O som irritante soava a intervalos regulares. Intrigado, Vicente deu uma pausa no filme e começou a circular pela sala. Foi quando seus olhos fixaram-se num antigo telefone de parede, com dial em forma de disco. Dali vinha o trinar metálico. Em sendo de fato um telefone, fazia o que fazem os telefones. A não ser por um detalhe. Era meramente decorativo. Jamais fora conectado à rede de telefonia.

Quando se deu conta disso, Vicente arrepiou da cabeça aos pés. Só decidiu atender porque deduziu que o aparelho não pararia de tocar até que alguém o atendesse. Levantou o fone e o colocou na orelha. Nada além de silêncio. Repôs o fone no gancho e constatou aliviado que havia parado de tocar.

Ao se virar para voltar à poltrona quase enfartou.
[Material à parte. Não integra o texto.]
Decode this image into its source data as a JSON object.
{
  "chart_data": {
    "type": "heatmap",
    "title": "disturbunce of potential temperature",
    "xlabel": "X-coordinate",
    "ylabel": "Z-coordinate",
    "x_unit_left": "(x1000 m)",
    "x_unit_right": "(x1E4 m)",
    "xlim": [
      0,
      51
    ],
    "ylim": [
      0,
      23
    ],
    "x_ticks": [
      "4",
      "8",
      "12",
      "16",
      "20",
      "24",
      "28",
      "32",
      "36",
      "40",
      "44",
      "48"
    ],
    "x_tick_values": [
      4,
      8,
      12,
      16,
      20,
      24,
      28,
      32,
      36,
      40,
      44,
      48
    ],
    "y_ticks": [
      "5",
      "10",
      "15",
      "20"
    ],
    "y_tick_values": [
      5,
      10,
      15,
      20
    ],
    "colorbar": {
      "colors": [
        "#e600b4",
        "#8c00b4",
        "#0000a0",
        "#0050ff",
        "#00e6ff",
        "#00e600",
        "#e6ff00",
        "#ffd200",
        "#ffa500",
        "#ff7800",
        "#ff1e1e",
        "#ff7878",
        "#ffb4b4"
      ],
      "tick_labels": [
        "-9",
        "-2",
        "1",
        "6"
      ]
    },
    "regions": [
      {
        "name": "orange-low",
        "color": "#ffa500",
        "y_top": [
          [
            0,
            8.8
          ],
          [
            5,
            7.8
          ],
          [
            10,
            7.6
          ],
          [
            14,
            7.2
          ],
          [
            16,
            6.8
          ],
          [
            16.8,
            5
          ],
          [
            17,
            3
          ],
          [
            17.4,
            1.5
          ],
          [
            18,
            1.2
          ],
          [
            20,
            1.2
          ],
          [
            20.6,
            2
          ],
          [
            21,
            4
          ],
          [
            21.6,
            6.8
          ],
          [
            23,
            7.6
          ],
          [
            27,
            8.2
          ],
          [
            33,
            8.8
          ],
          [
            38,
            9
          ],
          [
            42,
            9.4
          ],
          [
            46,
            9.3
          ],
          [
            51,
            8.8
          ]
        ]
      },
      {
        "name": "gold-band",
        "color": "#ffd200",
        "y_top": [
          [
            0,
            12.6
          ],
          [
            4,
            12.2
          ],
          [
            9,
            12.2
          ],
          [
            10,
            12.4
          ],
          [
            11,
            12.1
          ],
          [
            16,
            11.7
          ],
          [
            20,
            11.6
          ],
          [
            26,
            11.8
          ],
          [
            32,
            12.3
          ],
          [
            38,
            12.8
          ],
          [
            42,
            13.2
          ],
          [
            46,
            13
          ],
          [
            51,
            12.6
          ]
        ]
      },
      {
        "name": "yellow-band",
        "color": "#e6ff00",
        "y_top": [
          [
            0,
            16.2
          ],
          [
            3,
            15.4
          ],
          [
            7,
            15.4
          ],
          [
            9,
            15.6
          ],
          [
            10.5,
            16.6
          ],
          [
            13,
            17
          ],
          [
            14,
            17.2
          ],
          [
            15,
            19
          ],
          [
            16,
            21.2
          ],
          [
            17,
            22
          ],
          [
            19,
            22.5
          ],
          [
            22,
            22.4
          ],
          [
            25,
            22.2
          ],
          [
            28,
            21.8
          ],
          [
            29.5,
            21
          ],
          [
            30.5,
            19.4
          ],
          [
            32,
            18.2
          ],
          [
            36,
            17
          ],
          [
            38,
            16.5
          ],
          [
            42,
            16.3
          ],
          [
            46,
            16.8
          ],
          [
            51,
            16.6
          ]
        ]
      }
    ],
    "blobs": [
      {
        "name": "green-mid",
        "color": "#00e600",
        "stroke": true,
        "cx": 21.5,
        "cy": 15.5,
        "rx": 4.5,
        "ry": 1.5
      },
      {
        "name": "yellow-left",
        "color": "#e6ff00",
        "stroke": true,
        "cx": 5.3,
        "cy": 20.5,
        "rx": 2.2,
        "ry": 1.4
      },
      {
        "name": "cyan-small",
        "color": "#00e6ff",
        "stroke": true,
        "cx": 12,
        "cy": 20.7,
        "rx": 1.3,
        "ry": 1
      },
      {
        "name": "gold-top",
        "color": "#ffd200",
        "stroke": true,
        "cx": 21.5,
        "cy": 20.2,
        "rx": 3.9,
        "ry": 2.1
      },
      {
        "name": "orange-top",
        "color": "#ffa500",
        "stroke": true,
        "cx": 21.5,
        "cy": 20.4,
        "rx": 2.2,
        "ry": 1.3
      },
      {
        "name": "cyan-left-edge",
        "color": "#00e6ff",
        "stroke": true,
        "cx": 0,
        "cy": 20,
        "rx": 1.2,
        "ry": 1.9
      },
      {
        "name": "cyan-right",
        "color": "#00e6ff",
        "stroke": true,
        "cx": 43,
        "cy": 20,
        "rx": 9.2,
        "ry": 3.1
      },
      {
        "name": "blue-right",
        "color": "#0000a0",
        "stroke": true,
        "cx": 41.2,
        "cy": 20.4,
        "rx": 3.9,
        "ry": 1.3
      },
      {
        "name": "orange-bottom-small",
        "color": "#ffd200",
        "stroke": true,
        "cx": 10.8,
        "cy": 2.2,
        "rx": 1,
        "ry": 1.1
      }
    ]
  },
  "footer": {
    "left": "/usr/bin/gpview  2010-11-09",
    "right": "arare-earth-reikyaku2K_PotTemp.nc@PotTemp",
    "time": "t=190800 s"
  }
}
A sua frente, praticamente colada ao seu rosto, estava uma linda mulher. A primeira coisa que notou foram os cabelos que caiam sobre os ombros. Ele já havia visto aquele penteado em algum lugar. Os lábios eram vermelho-sangue e a pele muito branca, pálida até. E o mais incrível, trajava um vestido sépia.

— Quem é você?

Vicente balbuciou essas palavras com dificuldade, pois estava quase mergulhando naqueles olhos negros e brilhantes que devassavam sua alma, destruindo seu juízo.

— Eu sou aquela que você encontrou ontem – respondeu a moça com ar zombeteiro.

— O que queres de mim?

Ao terminar de fazer a pergunta Vicente tinha certeza de que não queria ouvir a resposta.

— Contar-te a causa da minha morte, respondeu ela com um sorriso de gelar o coração.